I have tried to do recognition from wav file (16kHz mono), but with very low accuracy (~65%) compared to using the pocketsphinx_continuous tool (~95%) with the same models, dictionary and pocketpshinx config options. The whole buffer (int16 vector) is fed to ps_process_raw in chunks (2048), basically mirroring the process of pocketsphinx_continuous tool .
Before passing the file to the recognizer, the wav headers are removed (using decodeAudioData) and then resampled back to 16000(because of the AudioContext automatic resampling to context rate).
The models and dictionary are raw and lazy-loaded.

My theory is that the low accuracy could be cause by the browsers performance. Has anybody ran into something similar?

On a separate note I have also tried the WebAssembly version, because if the problem was in insufficient resources, that would presumably result in increase of accuracy. The compilation runs file but on process it gives runtime error:

Uncaught RuntimeError: integer result unrepresentable
    at _eval_topn (wasm-function[652]:477)
    at _ptm_mgau_codebook_eval (wasm-function[648]:66)
    at _ptm_mgau_frame_eval (wasm-function[646]:125)
    at _acmod_score (wasm-function[371]:234)
    at _phone_loop_search_step (wasm-function[578]:116)
    at _ps_search_forward (wasm-function[611]:109)
    at _ps_process_raw (wasm-function[609]:152)

Sylvain Chevalier · Answer 1 · Wed Jan 17 2018 05:39:46 GMT+0800 (China Standard Time)

Browser performance should not affect recognition accuracy, computations are just the same than when compiled natively, but the decoder would certainly run slower in the browser.

If I were you, I would first look at the initialization parameters on both versions (for pocketsphinx.js, they are displayed in the JavaScript console) and make sure they are all the same.

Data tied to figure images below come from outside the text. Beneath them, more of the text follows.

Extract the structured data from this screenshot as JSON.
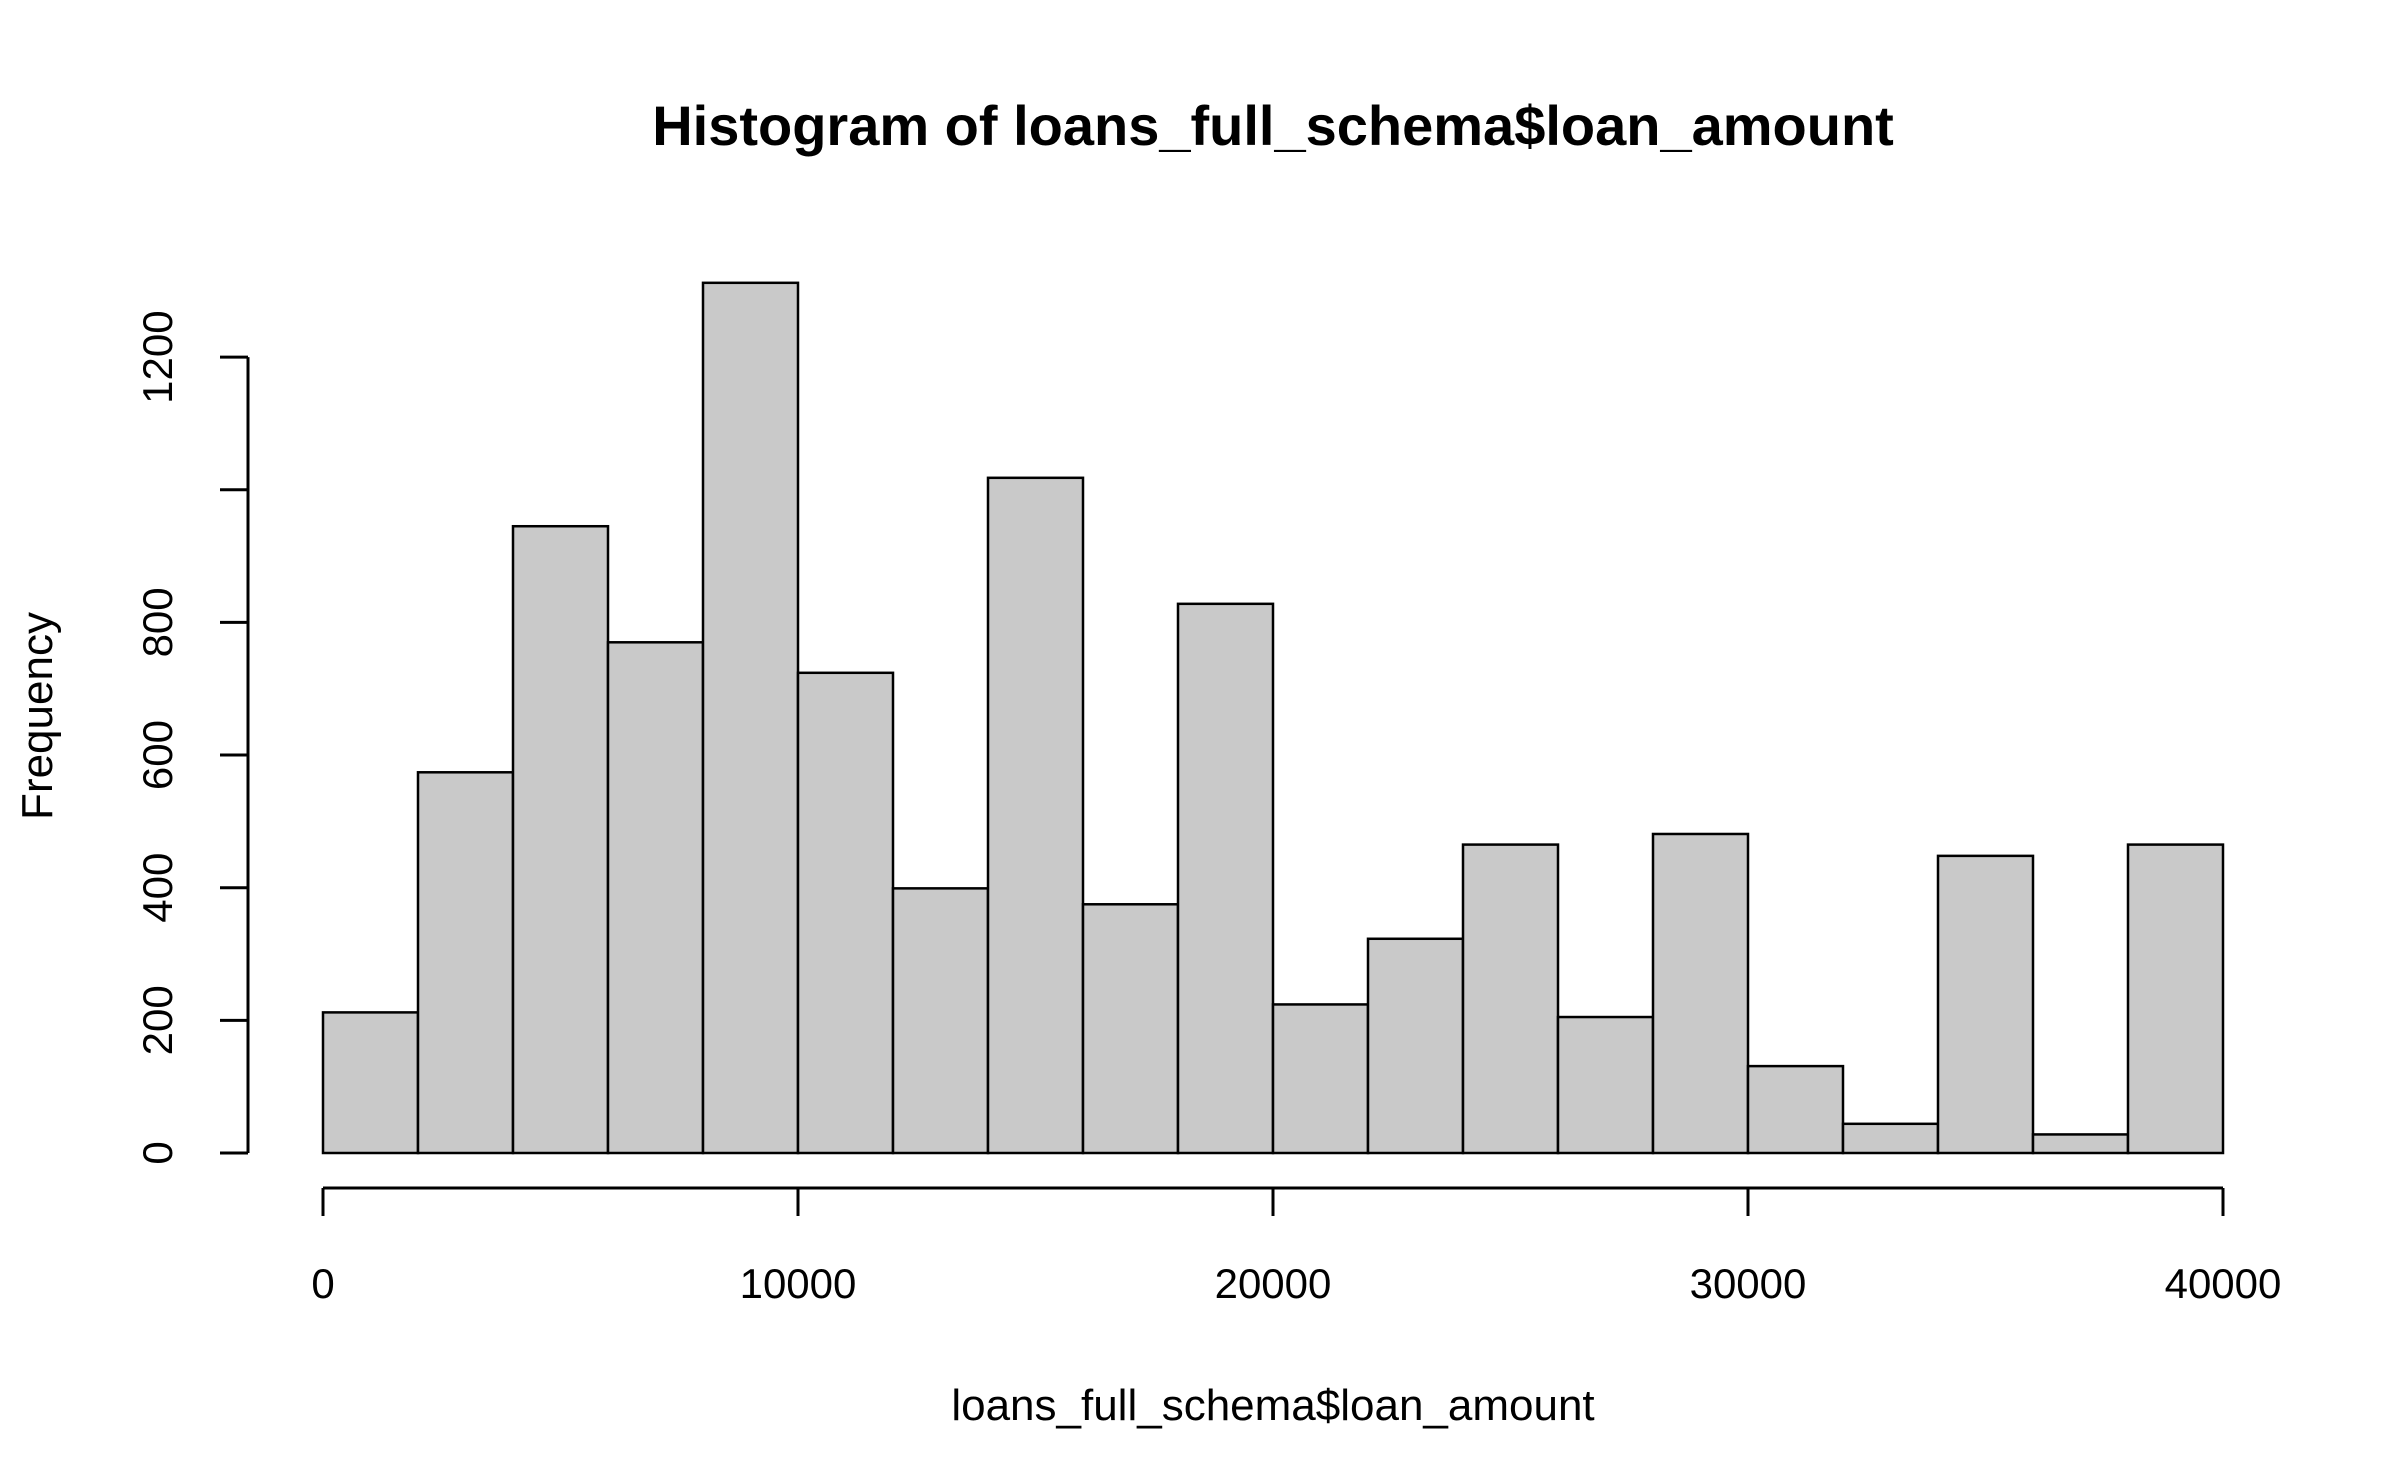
{
  "chart_data": {
    "type": "bar",
    "title": "Histogram of loans_full_schema$loan_amount",
    "xlabel": "loans_full_schema$loan_amount",
    "ylabel": "Frequency",
    "bin_width": 2000,
    "bins": [
      {
        "x0": 0,
        "x1": 2000,
        "count": 212
      },
      {
        "x0": 2000,
        "x1": 4000,
        "count": 574
      },
      {
        "x0": 4000,
        "x1": 6000,
        "count": 945
      },
      {
        "x0": 6000,
        "x1": 8000,
        "count": 770
      },
      {
        "x0": 8000,
        "x1": 10000,
        "count": 1312
      },
      {
        "x0": 10000,
        "x1": 12000,
        "count": 724
      },
      {
        "x0": 12000,
        "x1": 14000,
        "count": 399
      },
      {
        "x0": 14000,
        "x1": 16000,
        "count": 1018
      },
      {
        "x0": 16000,
        "x1": 18000,
        "count": 375
      },
      {
        "x0": 18000,
        "x1": 20000,
        "count": 828
      },
      {
        "x0": 20000,
        "x1": 22000,
        "count": 224
      },
      {
        "x0": 22000,
        "x1": 24000,
        "count": 323
      },
      {
        "x0": 24000,
        "x1": 26000,
        "count": 465
      },
      {
        "x0": 26000,
        "x1": 28000,
        "count": 205
      },
      {
        "x0": 28000,
        "x1": 30000,
        "count": 481
      },
      {
        "x0": 30000,
        "x1": 32000,
        "count": 131
      },
      {
        "x0": 32000,
        "x1": 34000,
        "count": 44
      },
      {
        "x0": 34000,
        "x1": 36000,
        "count": 448
      },
      {
        "x0": 36000,
        "x1": 38000,
        "count": 28
      },
      {
        "x0": 38000,
        "x1": 40000,
        "count": 465
      }
    ],
    "xlim": [
      0,
      40000
    ],
    "ylim": [
      0,
      1312
    ],
    "x_ticks": [
      0,
      10000,
      20000,
      30000,
      40000
    ],
    "x_tick_labels": [
      "0",
      "10000",
      "20000",
      "30000",
      "40000"
    ],
    "y_ticks": [
      0,
      200,
      400,
      600,
      800,
      1000,
      1200
    ],
    "y_tick_labels": [
      "0",
      "200",
      "400",
      "600",
      "800",
      "",
      "1200"
    ],
    "grid": false,
    "legend": "none",
    "colors": {
      "bar_fill": "#c9c9c9",
      "bar_stroke": "#000000",
      "axis": "#000000",
      "text": "#000000"
    }
  }
}
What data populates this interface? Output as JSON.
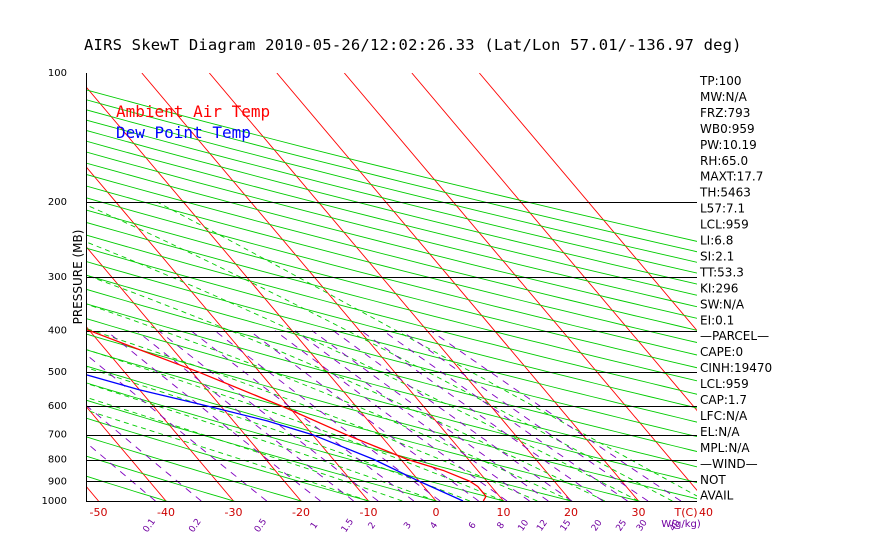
{
  "chart_data": {
    "type": "line",
    "title": "AIRS SkewT Diagram 2010-05-26/12:02:26.33 (Lat/Lon 57.01/-136.97 deg)",
    "ylabel": "PRESSURE (MB)",
    "xlabel": "T(C)",
    "mixing_ratio_label": "W(g/kg)",
    "y_scale": "log",
    "ylim": [
      1000,
      100
    ],
    "xlim_bottom": [
      -55,
      45
    ],
    "pressure_ticks": [
      100,
      200,
      300,
      400,
      500,
      600,
      700,
      800,
      900,
      1000
    ],
    "isobar_lines": [
      200,
      300,
      400,
      500,
      600,
      700,
      800,
      900
    ],
    "top_temp_ticks": [
      -120,
      -110,
      -100,
      -90,
      -80,
      -70,
      -60,
      -50,
      -40
    ],
    "bottom_temp_ticks": [
      -50,
      -40,
      -30,
      -20,
      -10,
      0,
      10,
      20,
      30,
      40
    ],
    "mixing_ratio_values": [
      "0.1",
      "0.2",
      "0.5",
      "1",
      "1.5",
      "2",
      "3",
      "4",
      "6",
      "8",
      "10",
      "12",
      "15",
      "20",
      "25",
      "30",
      "40"
    ],
    "legend": [
      {
        "name": "Ambient Air Temp",
        "color": "#ff0000"
      },
      {
        "name": "Dew Point Temp",
        "color": "#0000ff"
      }
    ],
    "series": [
      {
        "name": "Ambient Air Temp",
        "color": "#ff0000",
        "pressure": [
          1000,
          975,
          925,
          900,
          850,
          800,
          700,
          600,
          500,
          400,
          350,
          300,
          250,
          220,
          200,
          180,
          160,
          150,
          130,
          110,
          100
        ],
        "temperature": [
          7,
          8,
          8,
          7.5,
          5,
          1,
          -5,
          -11,
          -19,
          -30,
          -38,
          -47,
          -50,
          -51,
          -52,
          -50,
          -47,
          -46,
          -48,
          -49,
          -50
        ]
      },
      {
        "name": "Dew Point Temp",
        "color": "#0000ff",
        "pressure": [
          1000,
          900,
          800,
          700,
          650,
          600,
          550,
          500,
          400,
          300,
          250,
          200,
          150,
          120,
          100
        ],
        "temperature": [
          4,
          0,
          -4,
          -10,
          -15,
          -22,
          -30,
          -37,
          -48,
          -61,
          -70,
          -83,
          -97,
          -96,
          -77
        ]
      }
    ],
    "indices": [
      "TP:100",
      "MW:N/A",
      "FRZ:793",
      "WB0:959",
      "PW:10.19",
      "RH:65.0",
      "MAXT:17.7",
      "TH:5463",
      "L57:7.1",
      "LCL:959",
      "LI:6.8",
      "SI:2.1",
      "TT:53.3",
      "KI:296",
      "SW:N/A",
      "EI:0.1",
      "—PARCEL—",
      "CAPE:0",
      "CINH:19470",
      "LCL:959",
      "CAP:1.7",
      "LFC:N/A",
      "EL:N/A",
      "MPL:N/A",
      "—WIND—",
      "NOT",
      "AVAIL"
    ]
  },
  "colors": {
    "isotherm": "#ff0000",
    "dry_adiabat": "#00cc00",
    "moist_adiabat": "#00cc00",
    "mixing_ratio": "#8000c0",
    "isobar": "#000000"
  }
}
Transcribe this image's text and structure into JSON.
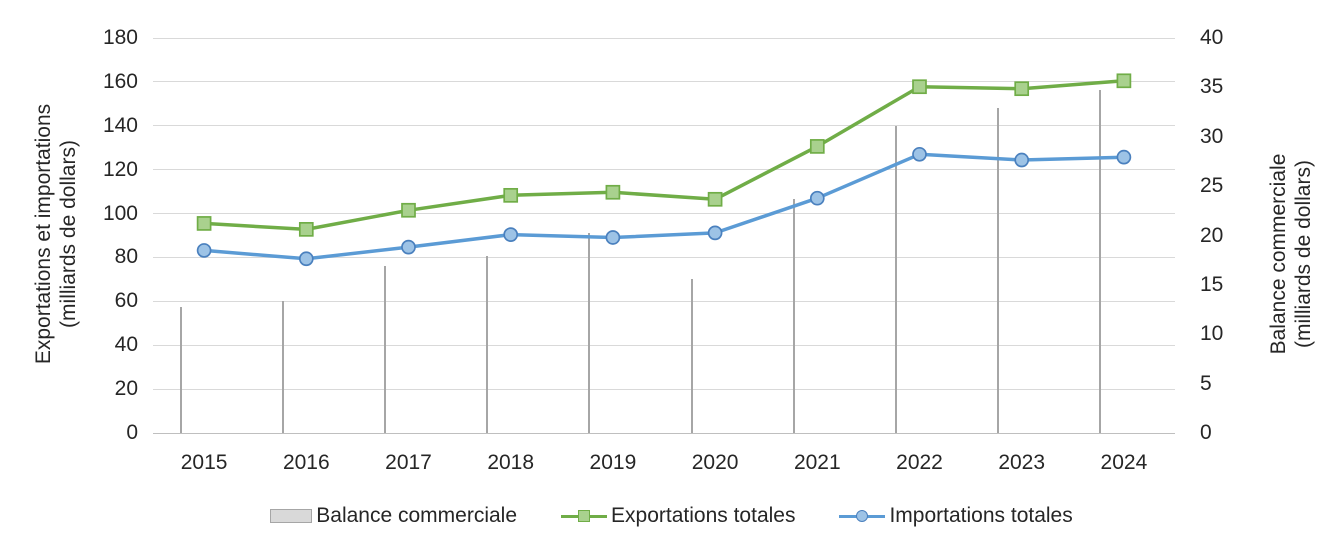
{
  "chart_data": {
    "type": "combo-bar-line",
    "categories": [
      "2015",
      "2016",
      "2017",
      "2018",
      "2019",
      "2020",
      "2021",
      "2022",
      "2023",
      "2024"
    ],
    "series": [
      {
        "name": "Balance commerciale",
        "type": "bar",
        "axis": "right",
        "values": [
          12.8,
          13.4,
          16.9,
          17.9,
          20.3,
          15.6,
          23.7,
          31.1,
          32.9,
          34.7
        ],
        "fill": "#d9d9d9",
        "border": "#a6a6a6"
      },
      {
        "name": "Exportations totales",
        "type": "line",
        "axis": "left",
        "marker": "square",
        "values": [
          95.5,
          92.8,
          101.5,
          108.3,
          109.7,
          106.5,
          130.6,
          157.8,
          156.9,
          160.5
        ],
        "color": "#70ad47",
        "marker_fill": "#a9d18e",
        "marker_border": "#70ad47"
      },
      {
        "name": "Importations totales",
        "type": "line",
        "axis": "left",
        "marker": "circle",
        "values": [
          83.2,
          79.4,
          84.7,
          90.4,
          89.1,
          91.2,
          107.0,
          127.0,
          124.4,
          125.7
        ],
        "color": "#5b9bd5",
        "marker_fill": "#9dc3e6",
        "marker_border": "#4a80be"
      }
    ],
    "left_axis": {
      "title_line1": "Exportations et importations",
      "title_line2": "(milliards de dollars)",
      "min": 0,
      "max": 180,
      "step": 20
    },
    "right_axis": {
      "title_line1": "Balance commerciale",
      "title_line2": "(milliards de dollars)",
      "min": 0,
      "max": 40,
      "step": 5
    },
    "grid": true,
    "legend_position": "bottom",
    "gridline_color": "#d9d9d9"
  }
}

You should also try to find a way to make sure the audio data that are passed to the decoder are the same. I am not sure I understand what you describe about AudioContext resampling your file, but that could be something that affects recognition rate.

Mainak Biswas · Answer 2 · Thu Jun 14 2018 22:50:03 GMT+0800 (China Standard Time)

same problem...help !!